Nokia has a new CEO and they just announced a partnership with Microsoft today. As the mobile industry expands, we have seen the old school Nokia phones drop significantly in the popularity rankings. Everyone is leaning towards iPhones, Blackberrys, and Android over a Nokia. Needless to say, the worlds largest mobile producer is hurting and hurting bad.
At the same time, Microsoft is planning to revive its plans of entering the mobile market after a quasi-failed attempt with the Windows Mobile platform many years back. Hence, it seems like a natural partnership where Microsoft will provide the software and Nokia will provide the hardware.
Industry analysts are clearly not impressed with a drop in Nokia share prices of over 13% today but they might be overreacting. The reality is that Nokia will be more competitive than ever now.

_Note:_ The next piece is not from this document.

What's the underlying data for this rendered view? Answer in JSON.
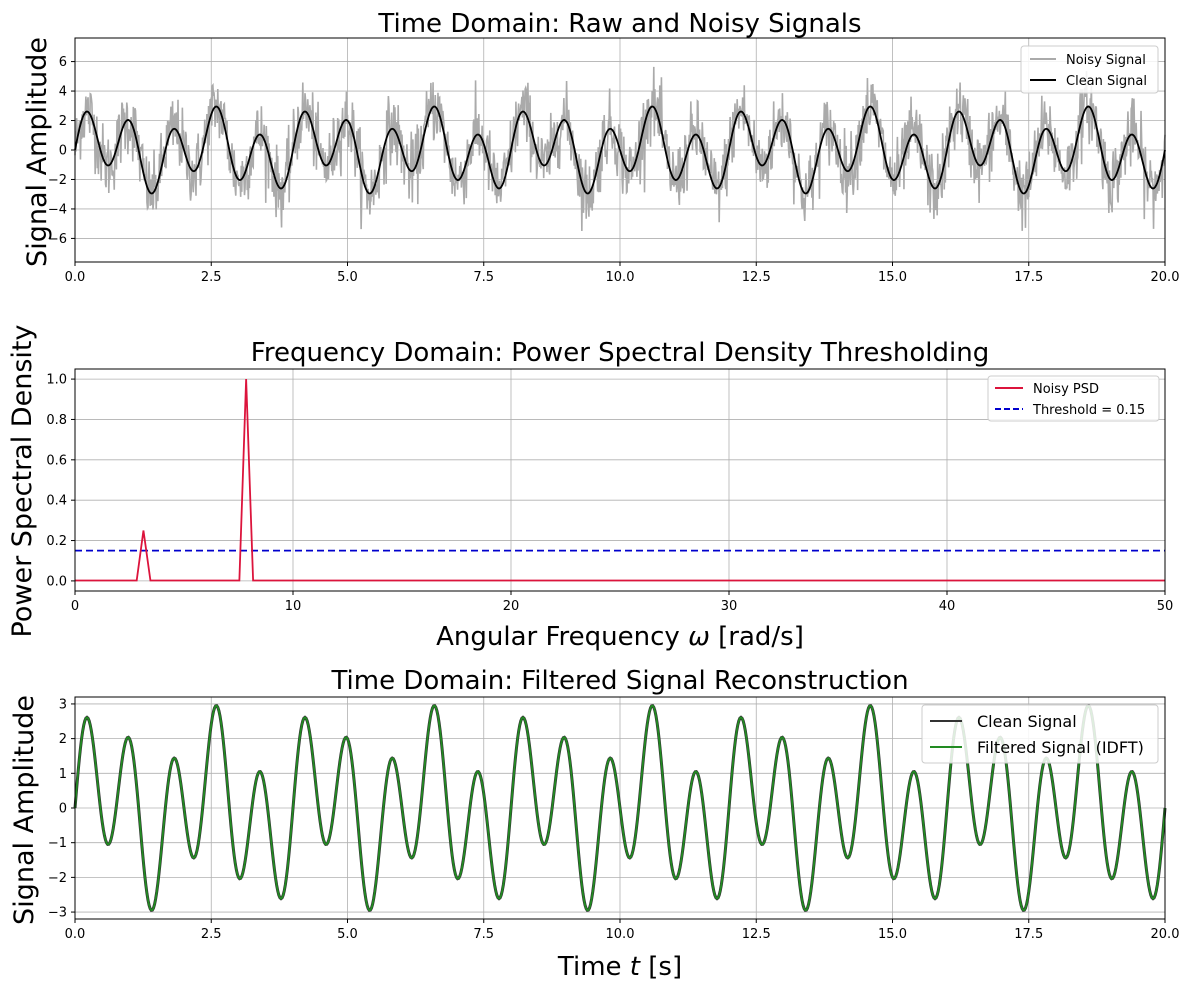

With access to a real software system and a large user base, Nokia handsets will certainly be more popular now than in the past with their proprietary OS (NOS).

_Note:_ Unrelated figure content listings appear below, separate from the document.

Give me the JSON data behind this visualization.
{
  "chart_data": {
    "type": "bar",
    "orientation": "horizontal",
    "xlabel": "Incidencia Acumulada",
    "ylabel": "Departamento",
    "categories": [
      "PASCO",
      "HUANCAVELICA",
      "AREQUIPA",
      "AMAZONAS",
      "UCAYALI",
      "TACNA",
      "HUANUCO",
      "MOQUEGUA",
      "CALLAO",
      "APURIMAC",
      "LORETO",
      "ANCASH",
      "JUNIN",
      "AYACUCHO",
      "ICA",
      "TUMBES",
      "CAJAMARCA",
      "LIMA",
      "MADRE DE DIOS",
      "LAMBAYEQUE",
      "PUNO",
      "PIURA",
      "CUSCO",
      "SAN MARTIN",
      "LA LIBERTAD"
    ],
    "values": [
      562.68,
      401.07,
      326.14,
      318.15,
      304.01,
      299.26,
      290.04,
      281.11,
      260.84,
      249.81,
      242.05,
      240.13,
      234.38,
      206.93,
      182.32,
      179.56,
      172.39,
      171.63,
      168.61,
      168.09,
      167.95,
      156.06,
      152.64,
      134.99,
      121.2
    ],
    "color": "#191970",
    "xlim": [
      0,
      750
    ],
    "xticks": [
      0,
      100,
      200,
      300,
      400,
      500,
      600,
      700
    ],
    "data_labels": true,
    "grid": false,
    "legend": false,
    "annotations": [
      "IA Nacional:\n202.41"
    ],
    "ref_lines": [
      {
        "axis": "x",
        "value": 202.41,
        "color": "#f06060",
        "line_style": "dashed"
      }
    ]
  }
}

The real question is why Nokia chose Microsoft and not Android. Android is already growing fast (fastest growth of any mobile OS) and is a serious threat to overtake iOS. My take on this is that Nokia has a need for exclusivity. Android is open for business to almost any handset provider while Microsoft is still a more exclusive system. In partnering with Microsoft, Nokia is hoping that the Microsoft Phone 7 operating system will be in such high demand that users are willing to purchase their phones just for access to the OS. Certainly a very risky outlook but at the very least, Nokia is no worse off than before.